# Math Help - Application Problems

1. ## Application Problems

1.) The length-weight relationship for the pacific Halibut can be approximated by the function L(w)=.46*cube-root(w), where w is the weight in kilograms and L is the length in meters. If the halibut's weight is 230 kilograms, what is its length?

Okay seems simple enough and I set it up like this:

L(w)=.46*cube-root(260)

Well, if you cube both sides you end up with 25.30736 but with a cube on the other side. It puts you back in the same spot. Any ideas?

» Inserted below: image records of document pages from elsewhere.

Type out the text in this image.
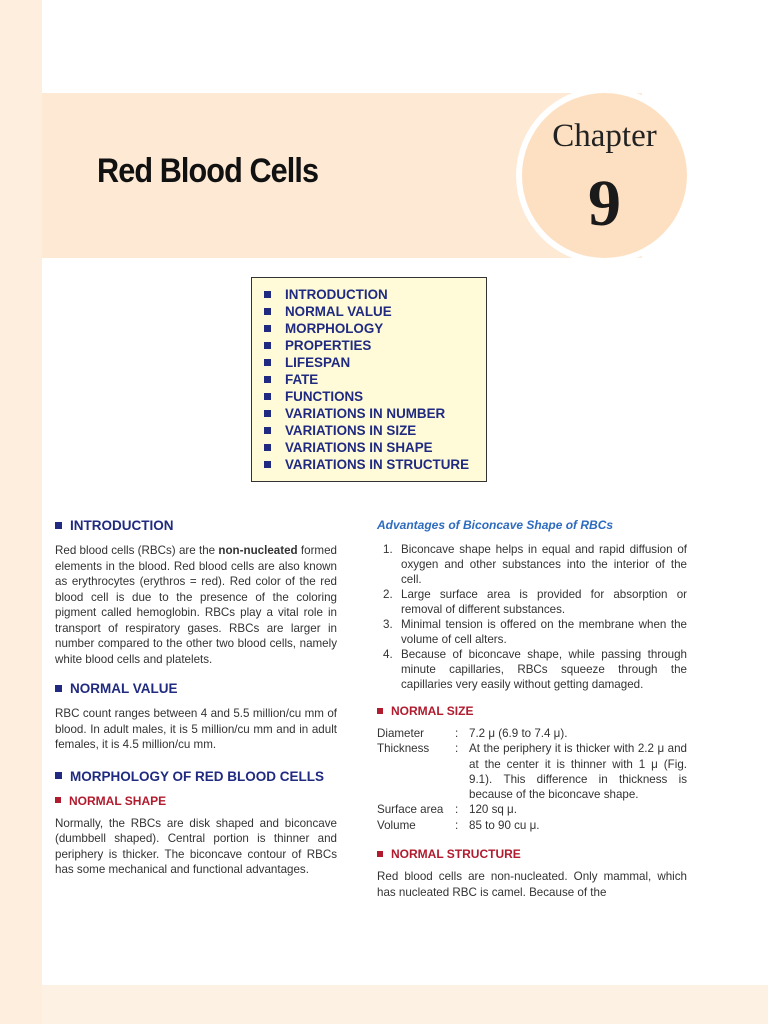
Chapter
9
Red Blood Cells
INTRODUCTION
NORMAL VALUE
MORPHOLOGY
PROPERTIES
LIFESPAN
FATE
FUNCTIONS
VARIATIONS IN NUMBER
VARIATIONS IN SIZE
VARIATIONS IN SHAPE
VARIATIONS IN STRUCTURE
INTRODUCTION

Red blood cells (RBCs) are the non-nucleated formed elements in the blood. Red blood cells are also known as erythrocytes (erythros = red). Red color of the red blood cell is due to the presence of the coloring pigment called hemoglobin. RBCs play a vital role in transport of respiratory gases. RBCs are larger in number compared to the other two blood cells, namely white blood cells and platelets.

NORMAL VALUE

RBC count ranges between 4 and 5.5 million/cu mm of blood. In adult males, it is 5 million/cu mm and in adult females, it is 4.5 million/cu mm.

MORPHOLOGY OF RED BLOOD CELLS
NORMAL SHAPE

Normally, the RBCs are disk shaped and biconcave (dumbbell shaped). Central portion is thinner and periphery is thicker. The biconcave contour of RBCs has some mechanical and functional advantages.

Advantages of Biconcave Shape of RBCs
1. Biconcave shape helps in equal and rapid diffusion of oxygen and other substances into the interior of the cell.
2. Large surface area is provided for absorption or removal of different substances.
3. Minimal tension is offered on the membrane when the volume of cell alters.
4. Because of biconcave shape, while passing through minute capillaries, RBCs squeeze through the capillaries very easily without getting damaged.
NORMAL SIZE
Diameter	: 7.2 μ (6.9 to 7.4 μ).
Thickness	: At the periphery it is thicker with 2.2 μ and at the center it is thinner with 1 μ (Fig. 9.1). This difference in thickness is because of the biconcave shape.
Surface area	: 120 sq μ.
Volume	: 85 to 90 cu μ.
NORMAL STRUCTURE

Red blood cells are non-nucleated. Only mammal, which has nucleated RBC is camel. Because of the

2.) A truck on the highway is traveling at 55 mph. Three hours later, a car gets on the same highway at the same place as the truck and begins traveling in the same direction at 75 mph. After what distance will the car overtake the truck?

I don't know how to set this equation up.

3.) It takes a boy 90 minutes to mow the lawn, but his sister can mow it in 60 minutes. How long would it take them to mow the lawn if they worked together using two lawn mowers?

Here is how I set this up:

1/90+1/60=1/t and solved for t, which gave me 25.7 minutes. Does that seem right?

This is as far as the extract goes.